Infrastructurelong contextinferenceoracle ociweka

WEKA Validates 10x Throughput on OCI H100

|June 9, 2026|By LDS Team

6.2

Relevance Score

WEKA Validates 10x Throughput on OCI H100 — Photo: manilatimes.net · rights & takedowns

WEKA and Oracle Cloud Infrastructure announced joint production-scale benchmarks showing that WEKA's NeuralMesh platform with Augmented Memory Grid on OCI H100 bare-metal infrastructure delivered significant throughput and density improvements versus DRAM-only configurations. According to the joint press release published on PR Newswire and WEKA's newsroom on June 9, 2026, the tests on a nine-node OCI bare-metal H100 cluster (72 GPUs) with 100,000-token context windows showed 10x more concurrent users, 10x higher token throughput, and 7x more tokens per GPU compared to the DRAM-only baseline. The Oracle blog post supplying system details notes the configuration used 16x Gen4 NVMe drives per node pooled into an Augmented Memory Grid. Pablo Selem, senior director, software development, Oracle Cloud Infrastructure, is quoted in the announcement on the benchmarks' implications for memory bottlenecks and GPU utilization.

What happened

WEKA and Oracle Cloud Infrastructure published joint production-scale benchmark results showing that WEKA's NeuralMesh platform with Augmented Memory Grid on OCI H100 bare-metal servers materially increased inference density and throughput compared with a DRAM-only baseline. Per the joint press release on PR Newswire and WEKA's newsroom (June 9, 2026), the nine-node OCI bare-metal H100 cluster (72 GPUs) with 100,000-token context windows delivered 10x more concurrent users, 10x higher token throughput, and 7x more tokens per GPU versus DRAM-only configurations.

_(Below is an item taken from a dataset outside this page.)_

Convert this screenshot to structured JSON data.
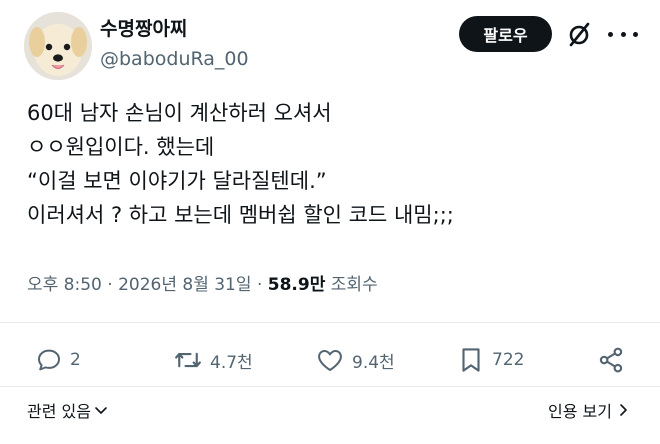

The announcement includes a quoted remark from Pablo Selem, senior director, software development, Oracle Cloud Infrastructure: "Enterprise AI workloads are pushing context windows and GPU utilization to new limits," attributing the benchmarks to removing memory bottlenecks so customers can support larger inference workloads.

Technical details

Per the Oracle blog and WEKA release, the validated cluster used 9 OCI bare-metal nodes with 8 H100 GPUs per node (72 GPUs total) and 16x Gen4 NVMe drives per node (3.84 TiB each) pooled into an Augmented Memory Grid, expanding the active cache working set from 8.64 TiB of DRAM to 287 TiB of usable NVMe in the test. The announcement states NeuralMesh with Augmented Memory Grid reached approximately 2,000,000 tokens per second on OCI versus under 200,000 tokens per second for the DRAM-only baseline, and showed scaling past 5,000 concurrent users versus about 600 on the baseline. The Oracle blog also references prior validation work in 2025 showing near 20x faster time to first token (TTFT) at 128K context using vLLM comparisons, framing the current effort as a production-scale evaluation of serving economics and SLO behavior.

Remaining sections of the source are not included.